Buck-O-Nine - Fundaymental (Cover Artwork)


Fundaymental (2019)


In the Mid 90's, Ska had exploded into the mainstream after bubbling to the top earlier in the decade. Bands like The Mighty Mighty Bosstones and Sublime certainly catapulted to the top, while Reel Big Fish and No Doubt also maintained a tremendous wave of success. One still can't go to a sports game without hearing the opening riff to "Impression that I Get" even today in 2019. The cool thing about that ska movement were some of the different scenes throughout. New York had its bands like the Toasters and Slackers. DC had the Pietasters. Detroit graced us with The Suicide Machines. However, for all intents and purposes, ska was a California thing, made evident by the cluster of bands that came out of the state. One of these bands just released their new album today, Buck O Nine, and their latest album in 12 years, Fundaymental.

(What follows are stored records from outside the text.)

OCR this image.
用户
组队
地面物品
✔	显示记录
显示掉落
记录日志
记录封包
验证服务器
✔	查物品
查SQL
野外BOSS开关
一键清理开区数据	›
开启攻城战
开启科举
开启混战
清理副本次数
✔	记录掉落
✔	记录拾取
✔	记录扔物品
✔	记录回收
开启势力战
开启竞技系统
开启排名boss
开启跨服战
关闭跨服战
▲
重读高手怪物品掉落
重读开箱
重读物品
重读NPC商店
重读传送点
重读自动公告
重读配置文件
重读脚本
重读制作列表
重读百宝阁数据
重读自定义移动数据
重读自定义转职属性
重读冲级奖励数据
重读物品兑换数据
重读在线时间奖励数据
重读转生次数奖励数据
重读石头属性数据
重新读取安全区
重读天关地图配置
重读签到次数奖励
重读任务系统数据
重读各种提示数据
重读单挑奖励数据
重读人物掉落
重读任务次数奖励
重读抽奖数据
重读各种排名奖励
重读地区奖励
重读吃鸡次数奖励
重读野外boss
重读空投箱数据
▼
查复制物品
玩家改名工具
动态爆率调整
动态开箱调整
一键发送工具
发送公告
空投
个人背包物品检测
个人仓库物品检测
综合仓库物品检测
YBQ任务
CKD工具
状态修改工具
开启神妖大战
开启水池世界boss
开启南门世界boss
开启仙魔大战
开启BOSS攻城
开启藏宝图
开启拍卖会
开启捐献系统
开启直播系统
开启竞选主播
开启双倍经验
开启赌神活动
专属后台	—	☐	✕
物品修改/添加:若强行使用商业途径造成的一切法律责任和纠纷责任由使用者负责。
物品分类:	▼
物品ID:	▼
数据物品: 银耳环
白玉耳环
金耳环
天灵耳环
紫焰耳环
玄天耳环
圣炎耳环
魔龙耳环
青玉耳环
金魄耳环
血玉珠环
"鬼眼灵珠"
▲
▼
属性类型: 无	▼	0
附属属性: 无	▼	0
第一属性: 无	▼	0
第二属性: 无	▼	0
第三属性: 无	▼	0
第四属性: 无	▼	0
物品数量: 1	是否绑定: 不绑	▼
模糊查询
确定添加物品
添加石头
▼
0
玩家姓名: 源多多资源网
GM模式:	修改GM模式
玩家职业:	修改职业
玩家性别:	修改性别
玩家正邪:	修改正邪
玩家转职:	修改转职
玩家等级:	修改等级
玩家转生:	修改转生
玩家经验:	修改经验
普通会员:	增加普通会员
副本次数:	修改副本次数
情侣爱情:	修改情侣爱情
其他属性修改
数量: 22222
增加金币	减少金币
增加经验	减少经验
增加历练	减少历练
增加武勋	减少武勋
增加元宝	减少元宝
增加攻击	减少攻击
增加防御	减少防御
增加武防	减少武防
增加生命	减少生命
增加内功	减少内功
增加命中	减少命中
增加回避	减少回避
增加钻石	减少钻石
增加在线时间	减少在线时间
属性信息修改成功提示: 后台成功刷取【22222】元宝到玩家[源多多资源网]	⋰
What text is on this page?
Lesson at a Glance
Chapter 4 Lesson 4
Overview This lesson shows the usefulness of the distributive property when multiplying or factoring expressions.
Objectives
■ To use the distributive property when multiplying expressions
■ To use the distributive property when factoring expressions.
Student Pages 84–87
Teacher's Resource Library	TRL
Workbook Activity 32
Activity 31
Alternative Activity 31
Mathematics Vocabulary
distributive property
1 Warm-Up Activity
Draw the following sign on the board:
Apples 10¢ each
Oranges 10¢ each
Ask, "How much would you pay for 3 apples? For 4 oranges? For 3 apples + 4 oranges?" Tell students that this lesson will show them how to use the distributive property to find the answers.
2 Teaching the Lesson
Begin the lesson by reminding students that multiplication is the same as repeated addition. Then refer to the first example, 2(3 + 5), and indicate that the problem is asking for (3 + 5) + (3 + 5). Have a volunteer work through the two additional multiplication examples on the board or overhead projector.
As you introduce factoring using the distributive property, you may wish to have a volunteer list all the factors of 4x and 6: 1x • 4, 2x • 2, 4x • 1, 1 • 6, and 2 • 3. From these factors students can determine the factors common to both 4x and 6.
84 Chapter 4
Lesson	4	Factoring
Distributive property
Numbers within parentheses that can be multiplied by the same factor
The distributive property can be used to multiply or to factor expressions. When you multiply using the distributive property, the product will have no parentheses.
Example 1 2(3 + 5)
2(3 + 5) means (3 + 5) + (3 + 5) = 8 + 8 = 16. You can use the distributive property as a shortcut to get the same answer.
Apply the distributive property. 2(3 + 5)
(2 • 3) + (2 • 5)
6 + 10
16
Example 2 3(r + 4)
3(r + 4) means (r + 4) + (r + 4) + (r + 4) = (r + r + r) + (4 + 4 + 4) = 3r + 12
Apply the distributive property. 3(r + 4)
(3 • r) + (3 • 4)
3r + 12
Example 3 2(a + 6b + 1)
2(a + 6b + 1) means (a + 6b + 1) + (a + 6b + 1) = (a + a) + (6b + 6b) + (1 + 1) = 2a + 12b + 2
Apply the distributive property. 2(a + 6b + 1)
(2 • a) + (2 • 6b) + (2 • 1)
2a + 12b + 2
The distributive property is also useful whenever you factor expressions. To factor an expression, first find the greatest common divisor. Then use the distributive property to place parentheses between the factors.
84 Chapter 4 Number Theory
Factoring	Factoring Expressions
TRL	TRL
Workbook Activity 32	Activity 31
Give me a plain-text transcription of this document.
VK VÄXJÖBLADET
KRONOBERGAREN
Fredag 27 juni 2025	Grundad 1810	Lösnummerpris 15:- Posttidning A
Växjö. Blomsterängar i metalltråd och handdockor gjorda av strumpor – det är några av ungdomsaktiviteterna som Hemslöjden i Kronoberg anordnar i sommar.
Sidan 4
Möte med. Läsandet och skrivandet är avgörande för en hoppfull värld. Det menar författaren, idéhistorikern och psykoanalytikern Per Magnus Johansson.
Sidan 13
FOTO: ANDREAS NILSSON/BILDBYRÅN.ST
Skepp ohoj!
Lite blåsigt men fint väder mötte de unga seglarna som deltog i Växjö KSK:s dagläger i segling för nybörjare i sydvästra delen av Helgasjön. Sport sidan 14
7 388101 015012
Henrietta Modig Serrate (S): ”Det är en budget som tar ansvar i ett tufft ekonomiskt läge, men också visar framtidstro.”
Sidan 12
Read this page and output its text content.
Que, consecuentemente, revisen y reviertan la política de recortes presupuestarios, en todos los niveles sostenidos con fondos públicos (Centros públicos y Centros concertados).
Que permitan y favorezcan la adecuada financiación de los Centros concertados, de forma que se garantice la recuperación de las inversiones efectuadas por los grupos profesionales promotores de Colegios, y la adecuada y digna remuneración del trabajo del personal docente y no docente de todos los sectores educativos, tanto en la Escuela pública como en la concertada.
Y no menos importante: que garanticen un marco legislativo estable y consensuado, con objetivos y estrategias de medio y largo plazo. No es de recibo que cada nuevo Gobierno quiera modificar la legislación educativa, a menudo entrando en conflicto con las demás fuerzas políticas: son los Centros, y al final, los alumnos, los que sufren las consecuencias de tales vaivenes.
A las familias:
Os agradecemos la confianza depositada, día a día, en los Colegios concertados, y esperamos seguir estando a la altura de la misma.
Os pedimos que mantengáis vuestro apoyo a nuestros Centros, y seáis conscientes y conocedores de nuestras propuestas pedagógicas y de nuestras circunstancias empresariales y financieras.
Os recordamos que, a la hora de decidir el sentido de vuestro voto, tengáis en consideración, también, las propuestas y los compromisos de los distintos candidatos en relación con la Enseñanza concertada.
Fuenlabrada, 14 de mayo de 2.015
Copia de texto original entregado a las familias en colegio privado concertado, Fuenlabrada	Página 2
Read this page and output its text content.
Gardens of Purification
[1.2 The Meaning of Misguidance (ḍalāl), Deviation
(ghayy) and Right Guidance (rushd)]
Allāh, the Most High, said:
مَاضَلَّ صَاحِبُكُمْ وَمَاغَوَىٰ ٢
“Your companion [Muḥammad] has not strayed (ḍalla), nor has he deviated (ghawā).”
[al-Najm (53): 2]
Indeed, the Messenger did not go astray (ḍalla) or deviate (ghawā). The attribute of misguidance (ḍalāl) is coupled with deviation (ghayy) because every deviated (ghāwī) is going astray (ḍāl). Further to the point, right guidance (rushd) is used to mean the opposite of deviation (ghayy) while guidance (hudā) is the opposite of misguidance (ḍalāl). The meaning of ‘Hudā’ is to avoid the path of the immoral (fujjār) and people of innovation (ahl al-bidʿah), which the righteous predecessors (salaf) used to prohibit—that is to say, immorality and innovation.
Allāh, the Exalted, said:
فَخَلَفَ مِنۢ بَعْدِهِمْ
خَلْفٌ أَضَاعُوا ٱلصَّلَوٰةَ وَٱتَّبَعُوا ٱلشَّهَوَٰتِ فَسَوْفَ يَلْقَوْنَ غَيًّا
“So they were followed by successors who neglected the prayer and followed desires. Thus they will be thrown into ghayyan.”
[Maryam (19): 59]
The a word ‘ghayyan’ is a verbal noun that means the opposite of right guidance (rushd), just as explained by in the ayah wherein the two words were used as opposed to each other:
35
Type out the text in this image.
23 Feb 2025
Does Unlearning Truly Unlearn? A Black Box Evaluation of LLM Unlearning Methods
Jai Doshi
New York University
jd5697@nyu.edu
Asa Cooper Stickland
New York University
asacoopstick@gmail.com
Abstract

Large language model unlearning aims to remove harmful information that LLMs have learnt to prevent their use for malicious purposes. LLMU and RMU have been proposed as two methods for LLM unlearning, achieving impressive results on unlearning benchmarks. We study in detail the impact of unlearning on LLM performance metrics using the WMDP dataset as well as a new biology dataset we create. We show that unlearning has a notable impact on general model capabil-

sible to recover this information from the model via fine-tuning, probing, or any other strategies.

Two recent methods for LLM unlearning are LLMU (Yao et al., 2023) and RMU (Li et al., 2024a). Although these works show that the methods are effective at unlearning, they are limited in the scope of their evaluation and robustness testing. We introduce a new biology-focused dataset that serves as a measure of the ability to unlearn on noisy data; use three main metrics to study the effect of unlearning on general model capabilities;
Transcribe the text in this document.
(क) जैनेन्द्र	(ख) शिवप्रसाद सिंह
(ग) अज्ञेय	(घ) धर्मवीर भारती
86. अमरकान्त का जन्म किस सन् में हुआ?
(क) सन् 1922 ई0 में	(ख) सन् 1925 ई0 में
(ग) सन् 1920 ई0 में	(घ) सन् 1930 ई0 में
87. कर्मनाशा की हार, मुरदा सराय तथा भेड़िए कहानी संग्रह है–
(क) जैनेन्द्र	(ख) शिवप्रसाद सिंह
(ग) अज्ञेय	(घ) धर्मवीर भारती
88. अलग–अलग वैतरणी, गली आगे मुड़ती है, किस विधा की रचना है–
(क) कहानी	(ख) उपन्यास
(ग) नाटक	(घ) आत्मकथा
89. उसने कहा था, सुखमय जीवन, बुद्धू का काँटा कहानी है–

Buck O Nine had experienced major label success in the mid 90's with their album 28 Teeth, but never got to the level of their peers. They still maintained the course, putting out Libido in 1999 and releasing Sustain on Asian Man Records. So how does a band that has hasn't put out a record in 12 years sound?

Well, the San Diego septet comes out of the gate with the bouncy high energy track "Paint the Night Red", and it sounds as they haven't missed a beat in 12 years. "Top of the World" sounds like a throwback to the 2-Tone sound, however with an annoying chorus that really takes away from the vibe of the song. "Skeletons" pick the energy back up with distorted guitar, leading horns, and a chorus full of sing alongs.

The record itself on the whole, is a good mix of what Buck O Nine is known for best, taking elements of reggae, rocksteady, rock and punk into a blend the act has pioneered since 1991. What is also impressive is that this is the same line up of the band that has been around since the beginning, so all the playing and performances are top notch. While the record can drag a little at times, there is no doubt that old fans of the band will be listening to this record, and fans of ska in general can appreciate what a veteran act is contributing to the scene. For me personally, the one fatal flaw of the record is the production. It sounds as if it was recorded at different times and places, and it was. While the members are spread across the country, they were able to record in their own spaces, and send files back and forth, to get the album to come to fruition. That works for them, and that is fine, it is just my own opinion that bands usually to their best work in the room together.

At the end of the day, there aren't many bands that can maintain a consistent lineup for 28 years, let alone make a new album that sounds as inspired as the band did during their heyday. That alone is worth a listen, and I hope fans of the band will feel the same.